5 - Approximate methods of finding quantum states

Summary

The solution of most problems associated with electron quantum states in physical systems and structures (atoms, molecules, quantum nanostructure objects, and crystals) is hard to find because of the mathematical difficulties of getting exact solutions of the Schrödinger equation. Therefore, approximate methods of solving such problems are of special interest. We will consider some of these methods, such as the adiabatic approximation now and later the effective-mass method, using real physical systems as examples. In this chapter we will consider several widely used approximation methods for finding the wavefunctions and energies of quantum states as well as the probabilities of transitions between quantum states. First of all, we will consider stationary and non-stationary perturbation theories. What is common to these two theories is that it is assumed that the perturbation is weak and that it changes negligibly the state of the unperturbed system. Stationary perturbation theory is used for the approximate description of a system's behavior if the Hamiltonian of the quantum system being considered does not directly depend on time.

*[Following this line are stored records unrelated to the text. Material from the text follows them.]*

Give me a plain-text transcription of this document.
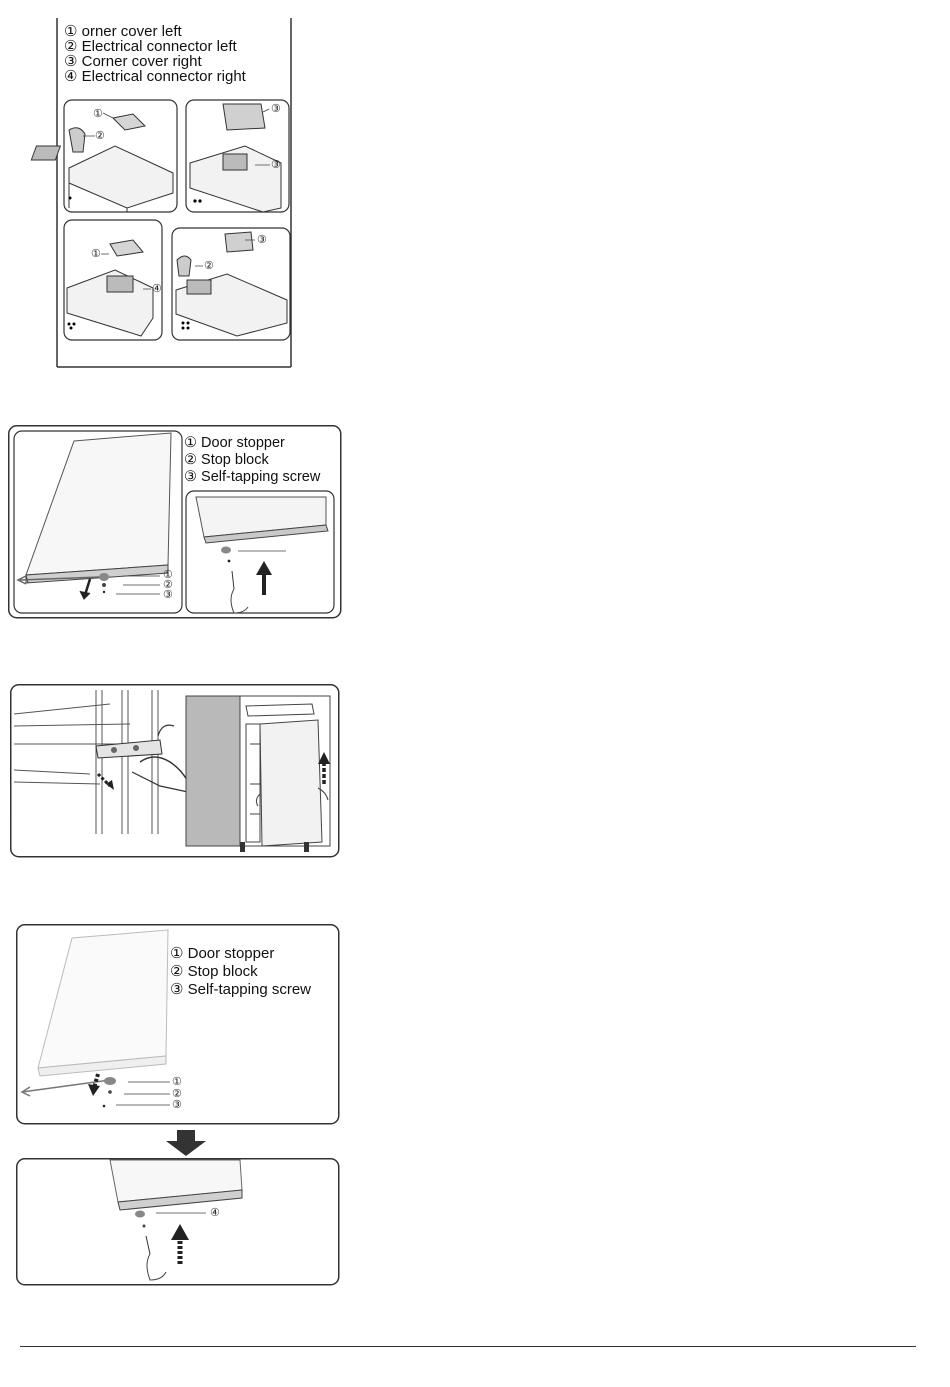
① orner cover left
② Electrical connector left
③ Corner cover right
④ Electrical connector right
①
②
③
③
①
④
②
③
① Door stopper
② Stop block
③ Self-tapping screw
①
②
③
① Door stopper
② Stop block
③ Self-tapping screw
①
②
③
④
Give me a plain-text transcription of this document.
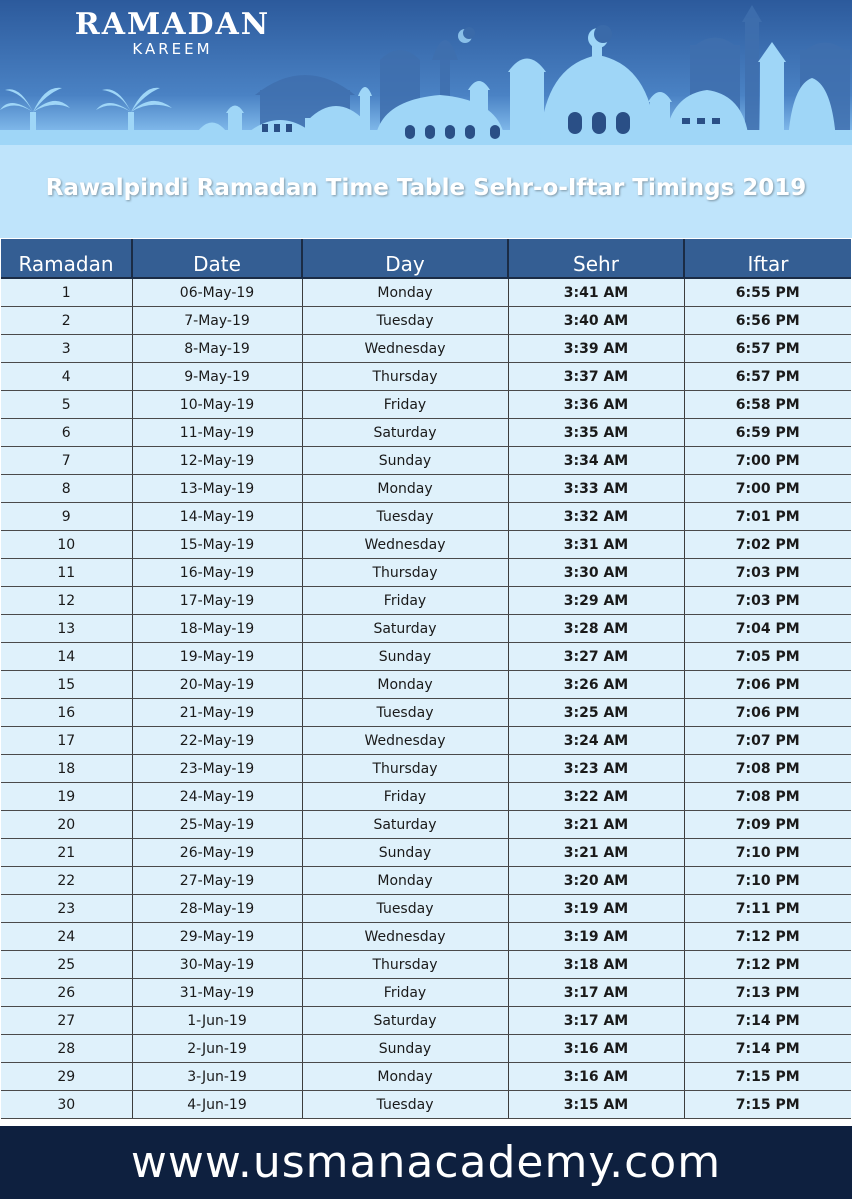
RAMADAN
KAREEM
Rawalpindi Ramadan Time Table Sehr-o-Iftar Timings 2019
Ramadan	Date	Day	Sehr	Iftar
1	06-May-19	Monday	3:41 AM	6:55 PM
2	7-May-19	Tuesday	3:40 AM	6:56 PM
3	8-May-19	Wednesday	3:39 AM	6:57 PM
4	9-May-19	Thursday	3:37 AM	6:57 PM
5	10-May-19	Friday	3:36 AM	6:58 PM
6	11-May-19	Saturday	3:35 AM	6:59 PM
7	12-May-19	Sunday	3:34 AM	7:00 PM
8	13-May-19	Monday	3:33 AM	7:00 PM
9	14-May-19	Tuesday	3:32 AM	7:01 PM
10	15-May-19	Wednesday	3:31 AM	7:02 PM
11	16-May-19	Thursday	3:30 AM	7:03 PM
12	17-May-19	Friday	3:29 AM	7:03 PM
13	18-May-19	Saturday	3:28 AM	7:04 PM
14	19-May-19	Sunday	3:27 AM	7:05 PM
15	20-May-19	Monday	3:26 AM	7:06 PM
16	21-May-19	Tuesday	3:25 AM	7:06 PM
17	22-May-19	Wednesday	3:24 AM	7:07 PM
18	23-May-19	Thursday	3:23 AM	7:08 PM
19	24-May-19	Friday	3:22 AM	7:08 PM
20	25-May-19	Saturday	3:21 AM	7:09 PM
21	26-May-19	Sunday	3:21 AM	7:10 PM
22	27-May-19	Monday	3:20 AM	7:10 PM
23	28-May-19	Tuesday	3:19 AM	7:11 PM
24	29-May-19	Wednesday	3:19 AM	7:12 PM
25	30-May-19	Thursday	3:18 AM	7:12 PM
26	31-May-19	Friday	3:17 AM	7:13 PM
27	1-Jun-19	Saturday	3:17 AM	7:14 PM
28	2-Jun-19	Sunday	3:16 AM	7:14 PM
29	3-Jun-19	Monday	3:16 AM	7:15 PM
30	4-Jun-19	Tuesday	3:15 AM	7:15 PM
www.usmanacademy.com
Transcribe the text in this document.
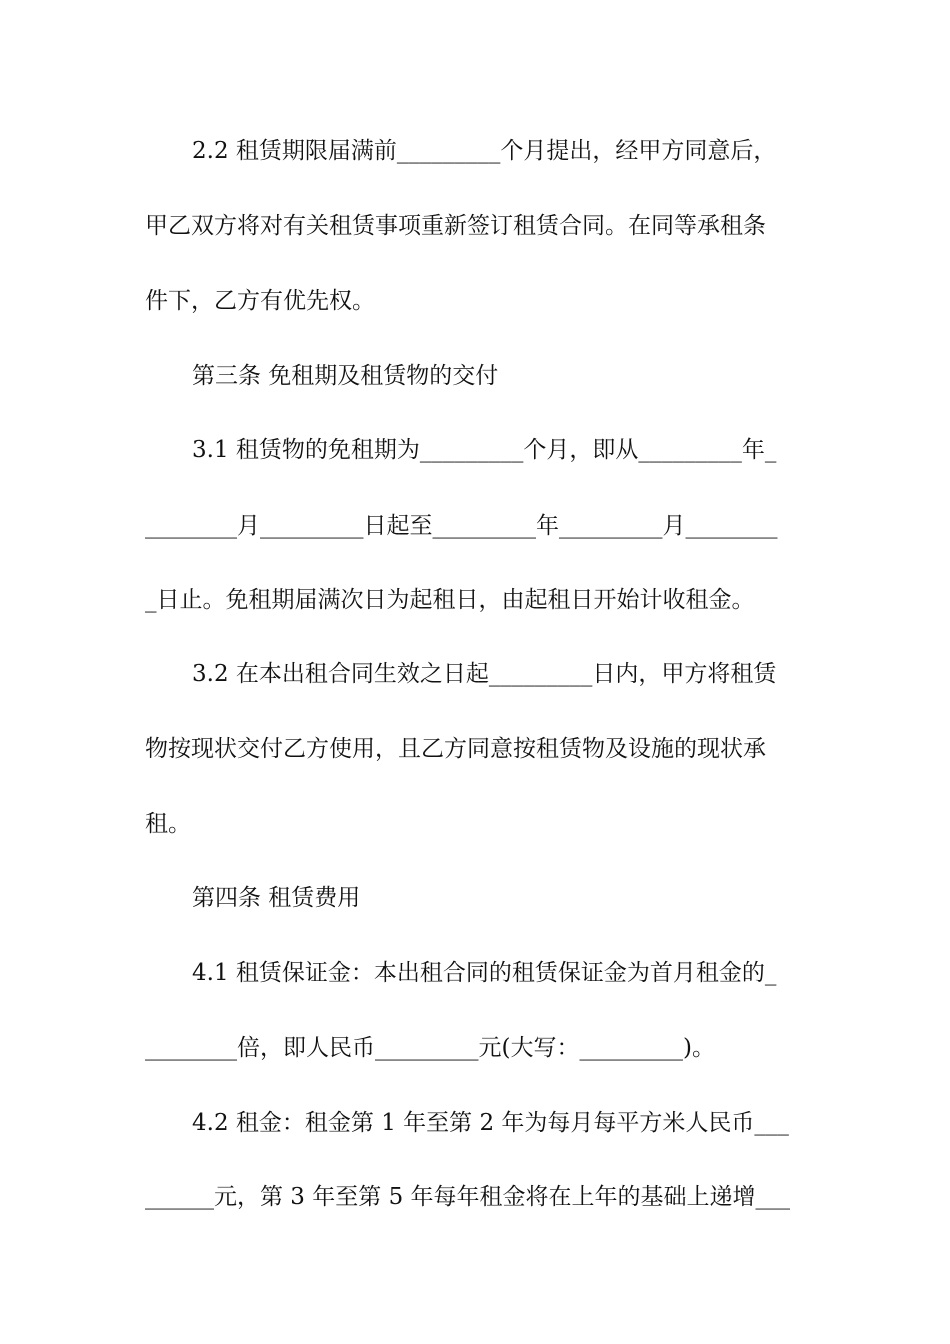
2.2 租赁期限届满前_________个月提出，经甲方同意后，
甲乙双方将对有关租赁事项重新签订租赁合同。在同等承租条
件下，乙方有优先权。
第三条 免租期及租赁物的交付
3.1 租赁物的免租期为_________个月，即从_________年_
________月_________日起至_________年_________月________
_日止。免租期届满次日为起租日，由起租日开始计收租金。
3.2 在本出租合同生效之日起_________日内，甲方将租赁
物按现状交付乙方使用，且乙方同意按租赁物及设施的现状承
租。
第四条 租赁费用
4.1 租赁保证金：本出租合同的租赁保证金为首月租金的_
________倍，即人民币_________元(大写：_________)。
4.2 租金：租金第 1 年至第 2 年为每月每平方米人民币___
______元，第 3 年至第 5 年每年租金将在上年的基础上递增___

In the opposite case, non-stationary theory is used. Then, we will briefly consider the quasiclassical approximation, which is used for the problems of quantum mechanics which are close to analogous problems of classical mechanics.

Stationary perturbation theory for a system with non-degenerate states

This theory is used for the approximate calculation of the energy levels and the wavefunctions of stationary states of systems that are subjected to the influence of small perturbations.